- Sue Tuohy
- Classroom-Office Building 203
- Days and Times
- 1:00P-2:15P TR
- Course Description
In spite of media reports telling us that “Chinese culture is like this” and “Chinese people do or think that”, both China and Chinese are diverse. Differences in regional and ethnic groups are pervasive topics of conversation among Chinese, have become the focus on tourism and cultural preservation programs, and often are celebrated through the rhetoric of multiculturalism. But difference and perceptions of otherness also have contributed to conflicts between groups in China as well as between groups and Chinese central governments.

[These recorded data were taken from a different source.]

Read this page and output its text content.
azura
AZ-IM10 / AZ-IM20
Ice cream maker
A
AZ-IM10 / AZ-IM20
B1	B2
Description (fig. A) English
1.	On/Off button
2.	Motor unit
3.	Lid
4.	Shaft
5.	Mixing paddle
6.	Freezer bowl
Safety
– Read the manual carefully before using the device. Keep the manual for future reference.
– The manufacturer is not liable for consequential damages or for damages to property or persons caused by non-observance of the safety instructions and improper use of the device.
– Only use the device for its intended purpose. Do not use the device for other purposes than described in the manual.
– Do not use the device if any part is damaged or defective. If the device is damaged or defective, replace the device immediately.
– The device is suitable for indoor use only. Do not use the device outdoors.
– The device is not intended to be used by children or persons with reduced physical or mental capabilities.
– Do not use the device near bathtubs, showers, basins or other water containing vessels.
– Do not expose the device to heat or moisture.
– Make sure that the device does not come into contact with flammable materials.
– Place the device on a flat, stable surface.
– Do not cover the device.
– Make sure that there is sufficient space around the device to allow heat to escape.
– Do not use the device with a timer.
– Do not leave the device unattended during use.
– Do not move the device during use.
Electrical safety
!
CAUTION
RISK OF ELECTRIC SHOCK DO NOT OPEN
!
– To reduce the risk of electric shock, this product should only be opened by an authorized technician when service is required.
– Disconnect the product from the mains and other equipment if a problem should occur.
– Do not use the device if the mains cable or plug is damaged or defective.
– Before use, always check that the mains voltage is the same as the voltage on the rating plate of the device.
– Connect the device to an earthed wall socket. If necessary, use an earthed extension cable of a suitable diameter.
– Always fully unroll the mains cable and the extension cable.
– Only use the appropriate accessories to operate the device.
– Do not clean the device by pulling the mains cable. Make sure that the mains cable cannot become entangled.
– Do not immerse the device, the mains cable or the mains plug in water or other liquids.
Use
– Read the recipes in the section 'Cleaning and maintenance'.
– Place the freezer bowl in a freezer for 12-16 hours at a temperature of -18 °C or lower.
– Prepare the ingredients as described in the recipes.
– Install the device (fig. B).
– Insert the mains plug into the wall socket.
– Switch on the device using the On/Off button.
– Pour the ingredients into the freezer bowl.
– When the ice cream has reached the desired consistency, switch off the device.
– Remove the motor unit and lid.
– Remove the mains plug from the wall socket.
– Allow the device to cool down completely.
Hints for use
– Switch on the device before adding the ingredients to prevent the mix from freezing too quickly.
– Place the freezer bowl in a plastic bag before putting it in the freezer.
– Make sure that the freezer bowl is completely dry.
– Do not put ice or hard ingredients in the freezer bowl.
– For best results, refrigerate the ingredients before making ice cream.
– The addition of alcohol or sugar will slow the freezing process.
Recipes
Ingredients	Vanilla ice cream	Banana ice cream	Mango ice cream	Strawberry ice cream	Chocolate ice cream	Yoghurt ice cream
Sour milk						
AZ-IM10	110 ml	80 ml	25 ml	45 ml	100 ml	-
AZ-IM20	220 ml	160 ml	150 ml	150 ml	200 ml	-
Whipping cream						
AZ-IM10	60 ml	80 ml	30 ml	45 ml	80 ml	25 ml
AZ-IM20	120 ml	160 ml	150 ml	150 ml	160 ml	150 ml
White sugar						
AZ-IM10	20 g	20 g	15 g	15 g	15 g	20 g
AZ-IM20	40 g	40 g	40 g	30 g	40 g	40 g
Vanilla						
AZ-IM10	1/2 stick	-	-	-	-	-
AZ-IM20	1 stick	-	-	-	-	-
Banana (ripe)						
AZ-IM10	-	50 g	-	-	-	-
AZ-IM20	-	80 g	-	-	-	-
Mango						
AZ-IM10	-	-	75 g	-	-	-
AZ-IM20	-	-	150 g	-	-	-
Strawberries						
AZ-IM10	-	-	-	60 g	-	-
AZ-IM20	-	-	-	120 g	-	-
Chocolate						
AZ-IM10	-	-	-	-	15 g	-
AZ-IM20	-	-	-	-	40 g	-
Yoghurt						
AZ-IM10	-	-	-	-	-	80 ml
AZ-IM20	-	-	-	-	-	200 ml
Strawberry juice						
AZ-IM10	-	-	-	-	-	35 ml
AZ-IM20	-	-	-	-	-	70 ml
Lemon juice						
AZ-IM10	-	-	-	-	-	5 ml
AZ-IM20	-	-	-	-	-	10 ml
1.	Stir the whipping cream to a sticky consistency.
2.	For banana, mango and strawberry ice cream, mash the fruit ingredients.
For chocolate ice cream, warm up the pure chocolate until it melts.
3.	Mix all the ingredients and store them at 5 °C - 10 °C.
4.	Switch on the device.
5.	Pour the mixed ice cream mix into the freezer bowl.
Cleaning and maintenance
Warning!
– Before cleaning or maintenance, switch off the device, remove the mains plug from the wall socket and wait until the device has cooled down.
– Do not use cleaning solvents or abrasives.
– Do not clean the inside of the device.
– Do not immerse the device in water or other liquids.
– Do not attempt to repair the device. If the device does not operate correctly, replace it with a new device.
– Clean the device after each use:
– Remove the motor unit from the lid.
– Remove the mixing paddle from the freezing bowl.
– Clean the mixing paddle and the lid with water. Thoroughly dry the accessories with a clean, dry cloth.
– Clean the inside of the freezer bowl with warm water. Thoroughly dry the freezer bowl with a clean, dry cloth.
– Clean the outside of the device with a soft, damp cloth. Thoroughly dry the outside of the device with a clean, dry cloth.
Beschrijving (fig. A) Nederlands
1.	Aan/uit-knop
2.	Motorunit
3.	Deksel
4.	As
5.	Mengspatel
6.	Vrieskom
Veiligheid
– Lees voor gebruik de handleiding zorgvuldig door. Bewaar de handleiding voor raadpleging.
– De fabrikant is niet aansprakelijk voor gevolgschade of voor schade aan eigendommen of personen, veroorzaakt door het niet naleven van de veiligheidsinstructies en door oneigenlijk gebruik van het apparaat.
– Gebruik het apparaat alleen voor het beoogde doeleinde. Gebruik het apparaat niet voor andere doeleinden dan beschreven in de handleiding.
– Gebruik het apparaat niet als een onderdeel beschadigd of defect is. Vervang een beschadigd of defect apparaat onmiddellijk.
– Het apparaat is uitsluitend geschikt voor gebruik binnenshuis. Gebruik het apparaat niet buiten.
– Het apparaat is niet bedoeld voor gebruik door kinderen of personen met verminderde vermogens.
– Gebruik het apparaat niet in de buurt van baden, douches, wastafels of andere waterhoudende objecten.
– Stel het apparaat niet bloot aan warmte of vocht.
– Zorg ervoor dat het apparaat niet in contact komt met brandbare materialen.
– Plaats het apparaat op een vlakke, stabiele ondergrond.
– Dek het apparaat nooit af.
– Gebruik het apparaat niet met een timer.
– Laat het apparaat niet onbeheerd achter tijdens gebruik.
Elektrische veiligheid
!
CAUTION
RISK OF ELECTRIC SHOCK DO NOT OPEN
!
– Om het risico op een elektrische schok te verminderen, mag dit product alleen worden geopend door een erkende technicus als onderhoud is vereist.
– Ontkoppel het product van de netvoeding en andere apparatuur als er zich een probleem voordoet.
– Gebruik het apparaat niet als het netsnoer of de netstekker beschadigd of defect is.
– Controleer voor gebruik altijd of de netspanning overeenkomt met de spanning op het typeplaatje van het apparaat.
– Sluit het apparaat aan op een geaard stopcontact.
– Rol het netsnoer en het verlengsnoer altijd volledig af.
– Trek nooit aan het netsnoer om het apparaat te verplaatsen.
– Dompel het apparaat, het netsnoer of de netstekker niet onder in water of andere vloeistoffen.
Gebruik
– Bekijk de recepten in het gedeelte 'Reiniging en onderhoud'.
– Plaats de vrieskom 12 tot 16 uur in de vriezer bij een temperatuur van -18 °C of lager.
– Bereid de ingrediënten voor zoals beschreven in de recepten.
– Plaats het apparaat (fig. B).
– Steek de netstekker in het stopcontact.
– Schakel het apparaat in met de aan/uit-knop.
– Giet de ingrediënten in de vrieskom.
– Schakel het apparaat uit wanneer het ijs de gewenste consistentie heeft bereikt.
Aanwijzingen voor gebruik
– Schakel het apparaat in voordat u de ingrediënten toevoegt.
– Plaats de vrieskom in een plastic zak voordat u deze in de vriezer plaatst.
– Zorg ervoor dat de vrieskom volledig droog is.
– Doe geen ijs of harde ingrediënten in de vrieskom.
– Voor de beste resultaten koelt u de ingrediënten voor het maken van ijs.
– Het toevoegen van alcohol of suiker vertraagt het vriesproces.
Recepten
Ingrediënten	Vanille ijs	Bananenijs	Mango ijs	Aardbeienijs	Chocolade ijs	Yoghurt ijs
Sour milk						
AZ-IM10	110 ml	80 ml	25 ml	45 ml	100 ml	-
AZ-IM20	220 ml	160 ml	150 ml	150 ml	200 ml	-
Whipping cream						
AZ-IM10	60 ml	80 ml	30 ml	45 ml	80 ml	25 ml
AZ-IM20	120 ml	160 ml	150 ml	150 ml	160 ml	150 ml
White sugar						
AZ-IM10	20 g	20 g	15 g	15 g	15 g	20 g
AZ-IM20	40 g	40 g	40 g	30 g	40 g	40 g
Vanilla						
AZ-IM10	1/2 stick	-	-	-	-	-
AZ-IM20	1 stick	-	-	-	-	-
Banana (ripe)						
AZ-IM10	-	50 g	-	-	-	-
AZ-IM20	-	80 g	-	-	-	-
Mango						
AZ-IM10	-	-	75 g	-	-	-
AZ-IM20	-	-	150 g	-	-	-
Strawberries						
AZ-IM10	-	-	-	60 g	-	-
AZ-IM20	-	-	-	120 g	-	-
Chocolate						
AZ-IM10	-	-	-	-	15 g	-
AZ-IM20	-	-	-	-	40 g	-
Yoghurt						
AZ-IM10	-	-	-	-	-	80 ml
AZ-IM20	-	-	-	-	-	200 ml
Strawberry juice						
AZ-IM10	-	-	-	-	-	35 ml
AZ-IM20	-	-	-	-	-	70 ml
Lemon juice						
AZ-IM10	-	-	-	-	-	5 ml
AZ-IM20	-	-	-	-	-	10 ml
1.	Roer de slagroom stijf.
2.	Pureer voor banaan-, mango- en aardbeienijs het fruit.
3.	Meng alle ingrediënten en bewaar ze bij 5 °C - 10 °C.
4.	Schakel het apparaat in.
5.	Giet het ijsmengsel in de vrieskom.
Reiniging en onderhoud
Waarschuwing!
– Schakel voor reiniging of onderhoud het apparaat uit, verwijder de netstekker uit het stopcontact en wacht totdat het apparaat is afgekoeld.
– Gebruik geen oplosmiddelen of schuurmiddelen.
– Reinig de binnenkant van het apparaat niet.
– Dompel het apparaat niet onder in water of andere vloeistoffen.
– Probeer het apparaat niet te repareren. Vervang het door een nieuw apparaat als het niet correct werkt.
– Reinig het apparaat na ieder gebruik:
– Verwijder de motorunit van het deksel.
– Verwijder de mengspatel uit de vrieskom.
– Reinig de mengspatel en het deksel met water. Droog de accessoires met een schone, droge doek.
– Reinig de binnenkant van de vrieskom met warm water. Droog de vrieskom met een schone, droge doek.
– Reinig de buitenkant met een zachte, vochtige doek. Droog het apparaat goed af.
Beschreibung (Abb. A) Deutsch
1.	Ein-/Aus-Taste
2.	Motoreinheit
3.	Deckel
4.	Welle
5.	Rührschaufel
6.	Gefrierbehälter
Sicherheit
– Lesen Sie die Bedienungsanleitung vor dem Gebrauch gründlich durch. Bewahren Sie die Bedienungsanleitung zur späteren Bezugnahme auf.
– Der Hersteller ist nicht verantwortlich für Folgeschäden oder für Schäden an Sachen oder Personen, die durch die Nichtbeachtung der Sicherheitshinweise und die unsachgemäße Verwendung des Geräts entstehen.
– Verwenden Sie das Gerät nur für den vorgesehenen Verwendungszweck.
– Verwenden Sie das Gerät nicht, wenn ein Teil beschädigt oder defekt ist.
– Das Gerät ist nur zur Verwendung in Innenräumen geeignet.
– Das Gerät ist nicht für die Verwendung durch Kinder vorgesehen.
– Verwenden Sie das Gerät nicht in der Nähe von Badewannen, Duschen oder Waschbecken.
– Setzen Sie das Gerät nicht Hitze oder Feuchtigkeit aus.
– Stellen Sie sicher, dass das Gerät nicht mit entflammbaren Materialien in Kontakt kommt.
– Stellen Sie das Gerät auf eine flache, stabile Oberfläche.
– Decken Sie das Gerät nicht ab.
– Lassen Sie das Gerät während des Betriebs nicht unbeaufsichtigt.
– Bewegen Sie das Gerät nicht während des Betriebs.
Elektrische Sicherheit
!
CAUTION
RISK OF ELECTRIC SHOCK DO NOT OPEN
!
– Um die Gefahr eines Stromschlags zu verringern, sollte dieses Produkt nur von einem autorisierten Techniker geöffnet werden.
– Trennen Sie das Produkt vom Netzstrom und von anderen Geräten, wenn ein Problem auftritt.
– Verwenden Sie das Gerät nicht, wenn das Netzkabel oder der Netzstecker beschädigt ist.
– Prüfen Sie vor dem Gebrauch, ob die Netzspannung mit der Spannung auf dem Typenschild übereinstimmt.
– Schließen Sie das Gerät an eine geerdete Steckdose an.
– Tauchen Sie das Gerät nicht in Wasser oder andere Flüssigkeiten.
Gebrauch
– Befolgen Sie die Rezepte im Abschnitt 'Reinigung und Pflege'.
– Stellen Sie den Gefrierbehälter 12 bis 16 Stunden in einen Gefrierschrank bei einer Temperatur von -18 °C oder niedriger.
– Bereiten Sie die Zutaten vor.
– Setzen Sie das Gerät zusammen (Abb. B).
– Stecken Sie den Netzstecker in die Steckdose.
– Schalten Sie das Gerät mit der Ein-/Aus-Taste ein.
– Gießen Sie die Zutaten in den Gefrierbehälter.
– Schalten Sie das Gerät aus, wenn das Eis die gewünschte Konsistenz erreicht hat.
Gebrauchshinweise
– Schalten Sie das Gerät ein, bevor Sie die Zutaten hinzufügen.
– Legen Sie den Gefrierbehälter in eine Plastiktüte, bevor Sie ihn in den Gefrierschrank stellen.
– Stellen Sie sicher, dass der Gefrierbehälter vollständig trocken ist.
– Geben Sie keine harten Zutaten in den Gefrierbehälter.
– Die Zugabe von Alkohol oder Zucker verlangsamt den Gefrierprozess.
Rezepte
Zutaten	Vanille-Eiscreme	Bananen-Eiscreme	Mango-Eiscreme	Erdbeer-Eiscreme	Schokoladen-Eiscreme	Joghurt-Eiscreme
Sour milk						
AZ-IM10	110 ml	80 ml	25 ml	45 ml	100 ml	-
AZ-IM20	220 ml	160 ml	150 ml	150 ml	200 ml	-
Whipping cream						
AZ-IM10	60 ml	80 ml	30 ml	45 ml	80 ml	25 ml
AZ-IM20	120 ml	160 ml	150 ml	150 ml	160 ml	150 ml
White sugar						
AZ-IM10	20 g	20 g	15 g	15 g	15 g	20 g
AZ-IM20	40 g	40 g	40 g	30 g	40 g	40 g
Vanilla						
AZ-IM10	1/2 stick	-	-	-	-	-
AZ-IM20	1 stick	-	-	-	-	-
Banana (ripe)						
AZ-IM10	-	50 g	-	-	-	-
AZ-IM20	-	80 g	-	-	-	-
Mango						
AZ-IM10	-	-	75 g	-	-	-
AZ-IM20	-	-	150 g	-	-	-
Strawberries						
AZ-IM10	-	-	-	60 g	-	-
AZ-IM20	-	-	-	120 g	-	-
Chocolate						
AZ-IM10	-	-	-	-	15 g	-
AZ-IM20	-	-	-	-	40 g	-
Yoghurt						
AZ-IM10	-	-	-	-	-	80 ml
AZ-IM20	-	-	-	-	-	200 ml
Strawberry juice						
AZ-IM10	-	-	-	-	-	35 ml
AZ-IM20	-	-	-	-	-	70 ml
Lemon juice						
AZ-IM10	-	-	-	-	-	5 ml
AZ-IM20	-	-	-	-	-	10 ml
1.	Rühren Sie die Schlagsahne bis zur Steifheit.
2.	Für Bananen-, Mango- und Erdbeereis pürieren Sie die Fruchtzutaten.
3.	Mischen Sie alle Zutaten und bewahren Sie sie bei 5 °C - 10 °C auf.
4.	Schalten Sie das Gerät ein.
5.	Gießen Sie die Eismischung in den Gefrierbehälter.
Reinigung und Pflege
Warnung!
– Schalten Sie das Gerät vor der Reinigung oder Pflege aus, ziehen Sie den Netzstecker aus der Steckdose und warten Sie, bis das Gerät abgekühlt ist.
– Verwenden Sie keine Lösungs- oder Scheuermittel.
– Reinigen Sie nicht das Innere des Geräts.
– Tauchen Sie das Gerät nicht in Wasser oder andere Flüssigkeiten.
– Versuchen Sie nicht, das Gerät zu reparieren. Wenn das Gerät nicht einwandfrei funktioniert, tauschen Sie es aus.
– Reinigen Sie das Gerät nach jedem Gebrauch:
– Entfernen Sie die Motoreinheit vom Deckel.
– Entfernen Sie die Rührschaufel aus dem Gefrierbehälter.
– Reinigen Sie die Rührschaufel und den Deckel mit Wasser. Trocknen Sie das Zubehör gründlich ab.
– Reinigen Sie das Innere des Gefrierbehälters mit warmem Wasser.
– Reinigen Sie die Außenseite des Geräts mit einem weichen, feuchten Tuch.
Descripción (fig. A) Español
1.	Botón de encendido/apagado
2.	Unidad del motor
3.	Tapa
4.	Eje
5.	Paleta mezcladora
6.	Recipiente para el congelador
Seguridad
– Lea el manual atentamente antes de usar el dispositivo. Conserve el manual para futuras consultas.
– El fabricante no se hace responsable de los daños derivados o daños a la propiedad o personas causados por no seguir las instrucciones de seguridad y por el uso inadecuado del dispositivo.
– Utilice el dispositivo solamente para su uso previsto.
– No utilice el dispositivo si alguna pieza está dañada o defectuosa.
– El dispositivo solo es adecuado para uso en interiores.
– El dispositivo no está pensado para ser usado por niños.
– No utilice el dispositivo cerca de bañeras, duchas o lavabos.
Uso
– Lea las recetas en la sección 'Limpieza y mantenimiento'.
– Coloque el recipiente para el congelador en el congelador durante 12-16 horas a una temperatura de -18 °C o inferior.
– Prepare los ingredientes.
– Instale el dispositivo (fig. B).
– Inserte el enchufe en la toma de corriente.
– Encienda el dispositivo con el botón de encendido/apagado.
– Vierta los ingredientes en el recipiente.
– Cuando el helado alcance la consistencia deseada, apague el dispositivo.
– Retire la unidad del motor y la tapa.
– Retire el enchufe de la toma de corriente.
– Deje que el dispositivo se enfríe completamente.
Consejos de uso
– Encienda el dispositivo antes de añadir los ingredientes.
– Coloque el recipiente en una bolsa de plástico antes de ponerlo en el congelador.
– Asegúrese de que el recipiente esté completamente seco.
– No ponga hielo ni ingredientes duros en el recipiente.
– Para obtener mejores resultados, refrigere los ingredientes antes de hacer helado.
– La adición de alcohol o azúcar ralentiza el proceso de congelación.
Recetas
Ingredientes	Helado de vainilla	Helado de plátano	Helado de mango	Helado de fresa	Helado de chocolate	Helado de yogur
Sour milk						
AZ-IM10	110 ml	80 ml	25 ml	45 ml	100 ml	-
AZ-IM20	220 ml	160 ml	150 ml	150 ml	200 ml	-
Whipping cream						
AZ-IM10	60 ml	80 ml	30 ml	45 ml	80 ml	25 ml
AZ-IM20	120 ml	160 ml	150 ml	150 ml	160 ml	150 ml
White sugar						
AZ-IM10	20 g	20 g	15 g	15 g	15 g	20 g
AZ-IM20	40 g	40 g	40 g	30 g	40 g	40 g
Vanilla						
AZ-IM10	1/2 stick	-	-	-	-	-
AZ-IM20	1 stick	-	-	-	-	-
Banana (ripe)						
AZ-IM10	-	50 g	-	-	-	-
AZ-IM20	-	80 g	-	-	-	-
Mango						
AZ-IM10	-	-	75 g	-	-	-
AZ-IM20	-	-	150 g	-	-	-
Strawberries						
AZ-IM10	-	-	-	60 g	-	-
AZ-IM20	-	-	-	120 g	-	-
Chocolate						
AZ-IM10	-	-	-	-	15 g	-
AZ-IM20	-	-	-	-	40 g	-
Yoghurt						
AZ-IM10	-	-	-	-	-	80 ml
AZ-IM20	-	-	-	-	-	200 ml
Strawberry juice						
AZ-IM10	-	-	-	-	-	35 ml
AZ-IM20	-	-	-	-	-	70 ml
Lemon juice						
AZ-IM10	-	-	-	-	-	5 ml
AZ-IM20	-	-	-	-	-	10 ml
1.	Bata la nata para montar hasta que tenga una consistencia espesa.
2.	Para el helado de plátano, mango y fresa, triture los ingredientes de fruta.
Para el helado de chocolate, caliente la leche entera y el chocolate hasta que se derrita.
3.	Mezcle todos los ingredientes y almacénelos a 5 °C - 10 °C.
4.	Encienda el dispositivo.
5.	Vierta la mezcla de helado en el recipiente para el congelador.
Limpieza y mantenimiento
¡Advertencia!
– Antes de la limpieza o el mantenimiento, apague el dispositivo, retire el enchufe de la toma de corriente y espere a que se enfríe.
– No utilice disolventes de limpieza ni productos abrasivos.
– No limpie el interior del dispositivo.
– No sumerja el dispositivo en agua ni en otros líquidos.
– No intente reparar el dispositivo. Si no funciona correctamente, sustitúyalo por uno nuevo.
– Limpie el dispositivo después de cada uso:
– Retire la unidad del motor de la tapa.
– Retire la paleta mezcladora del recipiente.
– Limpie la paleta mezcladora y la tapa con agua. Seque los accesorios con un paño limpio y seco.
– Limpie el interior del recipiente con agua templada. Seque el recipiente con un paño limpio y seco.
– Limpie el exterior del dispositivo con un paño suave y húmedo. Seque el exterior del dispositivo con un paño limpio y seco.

“Cultural Diversity in China” provides students with opportunities to learn about diverse groups, worldviews, and practices in contemporary China through studying about diverse forms of identity and difference--from regional, ethnic, gender, religious, generational, and linguistic to rural and urban and local and national. Many class sessions will emphasize artistic and expressive forms (such as music and folklore, film and television, festivals and food, and cultural heritage) as well as the roles they play in representing people and places in China. Among the broad questions to be addressed are: What is China? Who are Chinese (and who aren’t)? What is Chinese culture (and who says)? And how does our understanding of the factors that contribute to both diversity and unity within China help us to understand more broadly the processes through which identities and images of “otherness” are conceptualized, constructed, and represented?